Machine learning maakt computers steeds slimmer. Gezichten herkennen is voor velen niet moeilijk, denk maar aan Google Foto’s of Facebook Moments.
Dergelijke algoritmes worden ‘getraind’. Onderzoekers laten het computerprogramma los op een dataset met miljoenen gezichten in, waarna de software door middel van trial en error met foutcorrectie steeds slimmer wordt. Na een tijd kan een dergelijk algoritme individuele gezichten herkennen met bijna 100 procent precisie.
Onderzoekers van de universiteit van Washington wilden samen met onder andere Intel, Samsung en Google ontdekken hoe waardevol de bestaande algoritmes zijn in een realistischer scenario. De universiteit lanceerde daartoe het MegaFace-project. De onderzoekers daagden de makers van verschillende algoritmes uit om hun software los te laten op een beeldenset met daarin maar liefst 690.572 unieke personen.
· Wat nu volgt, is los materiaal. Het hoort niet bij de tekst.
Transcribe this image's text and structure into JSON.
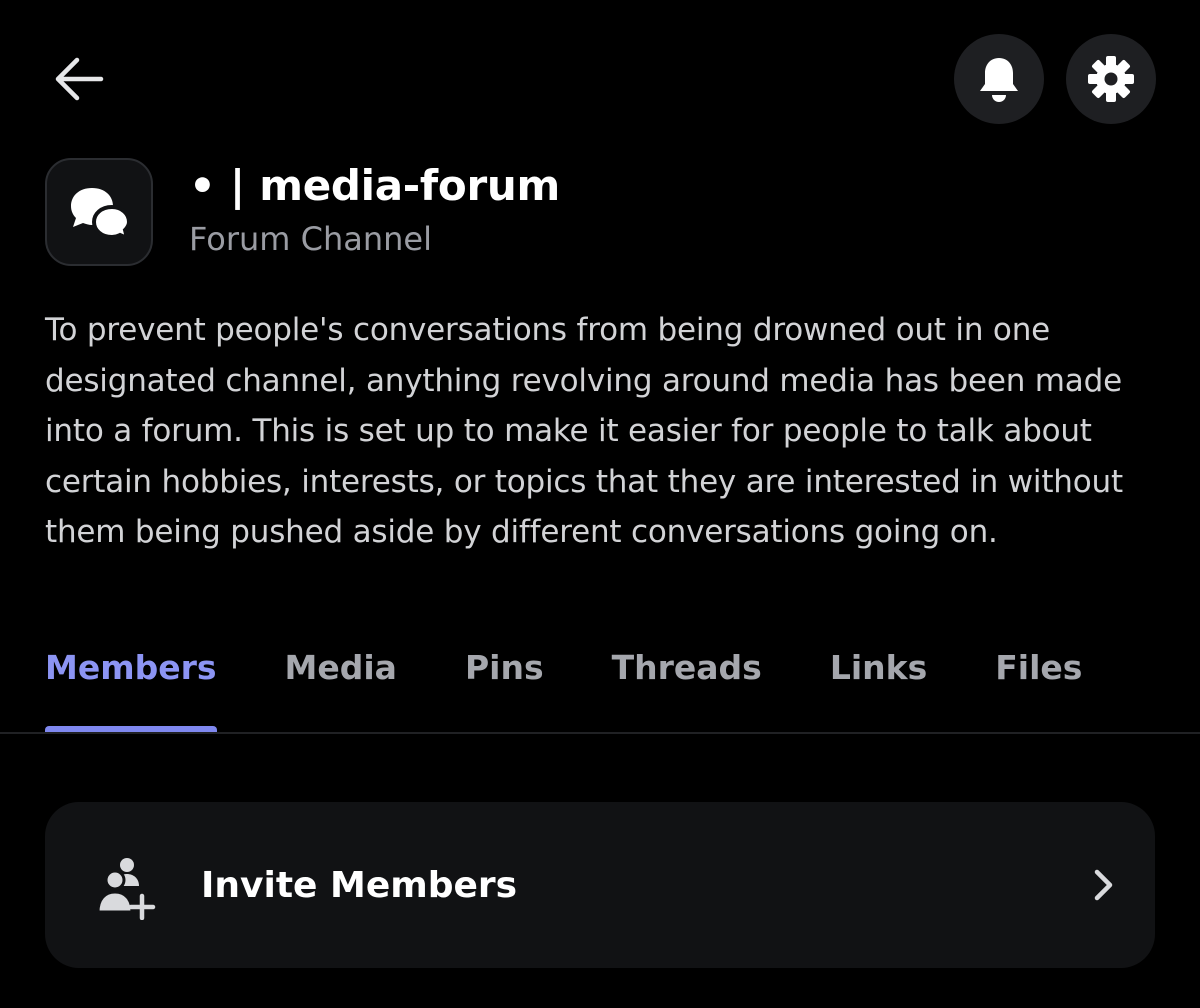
{
  "header": {
    "back_icon": "arrow-left-icon",
    "actions": [
      {
        "name": "notifications",
        "icon": "bell-icon"
      },
      {
        "name": "settings",
        "icon": "gear-icon"
      }
    ]
  },
  "channel": {
    "icon": "forum-bubbles-icon",
    "name": "• | media-forum",
    "type": "Forum Channel",
    "description": "To prevent people's conversations from being drowned out in one designated channel, anything revolving around media has been made into a forum. This is set up to make it easier for people to talk about certain hobbies, interests, or topics that they are interested in without them being pushed aside by different conversations going on."
  },
  "tabs": [
    {
      "label": "Members",
      "active": true
    },
    {
      "label": "Media",
      "active": false
    },
    {
      "label": "Pins",
      "active": false
    },
    {
      "label": "Threads",
      "active": false
    },
    {
      "label": "Links",
      "active": false
    },
    {
      "label": "Files",
      "active": false
    }
  ],
  "invite": {
    "label": "Invite Members",
    "icon": "add-user-icon",
    "chevron": "chevron-right-icon"
  },
  "colors": {
    "background": "#000000",
    "card": "#111214",
    "accent": "#7f88ef",
    "accent_text": "#8c94f3",
    "muted_text": "#a5a7ad"
  }
}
De beelden waren afkomstig van Flickr, waar foto’s onder de Creative Commons-licentie voor dergelijk onderzoek van het net geplukt mogen worden. In totaal ging het om één miljoen foto’s.
Google, dat natuurlijk een enorme dataset ter beschikking heeft om zijn algoritme te trainen, deed het met FaceNet het beste. N-TechLab uit Rusland haalde de op één na hoogste score met 73 procent.
De onderzoekers vinden het belangrijk dat gezichtsherkennissoftware overweg kan met MegaFace-hoeveelheden aan data. Ze hebben geen big-brother-cameranetwerk in gedachten; integendeel. Denk maar aangezichtsbeveiliging op je telefoon: wie die verliest en vertrouwd op de beveiliging wil een hogere nauwkeurigheid dan 1 op 10.000.
Natuurlijk kan een perfect gezichtherkenningsalgoritme de ordediensten ook helpen om een terrorist op de speuren, door de software los te laten op camerabeelden van bijvoorbeeld de metro of het treinstation.